Die Speisekarte ist erfreulich übersichtlich, drei bis vier Speisen stehen jeweils als Gang zur Verfügung. Bei vielen Komponenten ist die lokale Herkunft angegeben, aber man kann davon ausgehen, dass so gut wie alle Zutaten aus der Region stammen. Das Harzer Rote Höhenvieh geisterte dieser Tage durch die Medien, es soll auf Antrag der Landesregierung Sachsen-Anhalts als immaterielles Kulturerbe durch die Unesco geschützt werden. Wir sind unbedingt dafür, hat doch diese alte Nutztierrasse einen hervorragenden Geschmack! Als Carpaccio mit Ruccola, Parmesan und altem Balsamico (10,50 Euro) kam es zunächst als Vorspeise daher, wohlschmeckend war es. Der zweite erste Gang war ein Feldsalat mit Birnen, gerösteten Speckwürfelchen und Walnüssen (7,50 Euro), ergänzt durch eine milde, säuerliche Vinaigrette. Vielleicht könnte man zukünftig dazu einige Scheiben Brot oder Baguette reichen? Obwohl, so richtig vermisst haben wir das auch wieder nicht, wissen wir doch einen nur wenig gefüllten Magen vor dem Hauptgang durchaus zu schätzen. Die Vorspeisenkarte übrigens, so viel sei noch gesagt, hält auch Ziegenkäse aus dem Harz bereit, zubereitet in verschiedenen Variationen.

Dann gab es nochmal Harzer Höhenvieh. Einst stand es übrigens bei einem Bauern in Tanne auf der Bergwiese, die Herkunft der Tiere ist genau angegeben. Slow Food eben. Jedenfalls, als Rinderfilet, knapp medium gebraten, lernten wir es besser kennen (180 Gramm für 21 Euro). Und waren trotz der, naja, leicht blutigen Angelegenheit recht begeistert. So zart, so würzig. Dazu gab es Rosmarinkartoffeln, die wirklich knusprig waren, was nicht vielen Köchen gelingt.
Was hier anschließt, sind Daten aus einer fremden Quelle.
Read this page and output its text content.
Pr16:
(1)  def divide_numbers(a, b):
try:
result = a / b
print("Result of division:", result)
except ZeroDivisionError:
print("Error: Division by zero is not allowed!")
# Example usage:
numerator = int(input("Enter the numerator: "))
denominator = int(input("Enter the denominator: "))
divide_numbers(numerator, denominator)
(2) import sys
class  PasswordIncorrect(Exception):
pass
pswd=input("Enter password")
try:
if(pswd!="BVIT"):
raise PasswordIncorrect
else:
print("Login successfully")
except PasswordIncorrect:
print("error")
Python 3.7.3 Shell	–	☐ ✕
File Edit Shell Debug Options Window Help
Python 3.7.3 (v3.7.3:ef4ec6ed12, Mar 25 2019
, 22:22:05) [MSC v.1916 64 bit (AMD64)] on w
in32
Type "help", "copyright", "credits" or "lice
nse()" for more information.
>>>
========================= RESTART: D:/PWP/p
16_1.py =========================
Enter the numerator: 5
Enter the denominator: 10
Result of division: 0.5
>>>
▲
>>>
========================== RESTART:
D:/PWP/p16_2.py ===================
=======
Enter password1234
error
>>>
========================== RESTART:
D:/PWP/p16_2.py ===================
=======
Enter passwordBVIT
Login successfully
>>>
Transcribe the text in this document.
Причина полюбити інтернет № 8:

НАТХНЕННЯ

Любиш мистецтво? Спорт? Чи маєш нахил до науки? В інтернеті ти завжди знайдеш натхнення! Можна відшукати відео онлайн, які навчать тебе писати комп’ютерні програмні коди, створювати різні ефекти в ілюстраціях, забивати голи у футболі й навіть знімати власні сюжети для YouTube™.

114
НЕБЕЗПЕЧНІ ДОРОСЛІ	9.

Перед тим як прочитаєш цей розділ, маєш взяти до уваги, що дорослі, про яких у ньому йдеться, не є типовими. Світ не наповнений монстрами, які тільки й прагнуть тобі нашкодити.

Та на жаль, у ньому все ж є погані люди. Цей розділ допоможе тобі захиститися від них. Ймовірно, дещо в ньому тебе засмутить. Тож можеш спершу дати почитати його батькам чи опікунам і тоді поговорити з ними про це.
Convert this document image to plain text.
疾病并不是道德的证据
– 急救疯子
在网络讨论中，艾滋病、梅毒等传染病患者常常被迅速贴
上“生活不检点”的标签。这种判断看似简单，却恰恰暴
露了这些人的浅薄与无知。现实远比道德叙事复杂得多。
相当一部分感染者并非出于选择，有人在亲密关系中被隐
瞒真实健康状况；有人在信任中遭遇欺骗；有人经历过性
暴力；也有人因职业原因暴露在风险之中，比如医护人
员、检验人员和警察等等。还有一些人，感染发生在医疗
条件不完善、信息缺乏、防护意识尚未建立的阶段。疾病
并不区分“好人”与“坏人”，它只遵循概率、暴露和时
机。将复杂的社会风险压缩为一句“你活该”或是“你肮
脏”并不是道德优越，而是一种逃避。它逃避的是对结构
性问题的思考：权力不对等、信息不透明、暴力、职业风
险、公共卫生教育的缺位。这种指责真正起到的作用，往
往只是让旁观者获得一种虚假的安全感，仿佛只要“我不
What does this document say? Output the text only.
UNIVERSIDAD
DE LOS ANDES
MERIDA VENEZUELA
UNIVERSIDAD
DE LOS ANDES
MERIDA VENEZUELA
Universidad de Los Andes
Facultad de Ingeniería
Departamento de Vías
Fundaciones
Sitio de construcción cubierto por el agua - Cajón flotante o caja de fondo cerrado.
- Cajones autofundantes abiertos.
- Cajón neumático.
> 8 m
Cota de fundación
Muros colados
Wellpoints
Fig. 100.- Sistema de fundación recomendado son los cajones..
Und Schmorzwiebeln. Die Beilagen können zum Filet extra gewählt werden (jeweils 2,50 Euro).

Ebenfalls aus dem heimischen Mittelgebirge stammte auch das Schwein, aus dem der Harzer Bierbraten (13,20 Euro) fabriziert wurde. Eine dicke, dennoch weiche, durchwachsene Scheibe Fleisch thronte auf einem Rahmwirsing-Bett; drumherum waren Risoleekartoffeln drapiert. Das sind gekochte Salzkartoffeln, in Butter solange gebraten, bis sie rundum schön braun sind.

Hervorzuheben sind übrigens die Saucen. Erwähnten wir schon, dass wir Saucenfetischisten sind? Nun, diese hier ähnelten sich farblich durchaus, aber sie schmeckten nicht gleich! Das ist leider keine Selbstverständlichkeit heutzutage. Und die Saucen waren zwar dick, aber sehr intensiv im Geschmack. Sie werden, verriet uns Marietta Schuster, Chefin des Hauses, reduziert, nicht etwa angedickt. „Da unsere Art der Zubereitung auch für Allergiker und Rheumatiker geeignet ist, verzichten wir weitestgehend auf Zusatzstoffe.“ Das schmeckt man. Kompliment!

Nicht kosten konnten wir die Forelle aus Wickerode und auch nicht das Rotwild-Ragout aus Dankerode. Als Beweis für die regionale Besinnung wollten wir es aber wenigstens erwähnen.

Rumtopf und Topfen

Da die Portionen auch quantitativ angenehm ausfielen, stellte sich zwar eine gewisse Sättigung ein, aber Nachtisch muss schon sein. Da war einmal das Espressodessert mit einer Gänschhals-Calvados-Praline (4,80 Euro; Köstlich, wer Gänschhals war, müssten Sie mal selber nachschlagen), und es gab weiterhin einen Beerenrumtopf mit Topfenschaum (4,80 Euro). Und einen Grappa Barrique (vier Euro) für den Beifahrer.

Viele der Weine stammen übrigens auch aus der Region. Wir tranken einen Dornfelder Saale-Unstrut-Wein (8 Euro, aber es ist auch ein exklusives Gebiet!). Und ein Wasser aus Blankenburg, das musste natürlich sein. Leider gab es kein Bier aus der Region. Marietta Schuster allerdings kündigte an, sich mal nach Wippraer Bier erkundigen zu wollen. Soll ja auch sehr gut sein.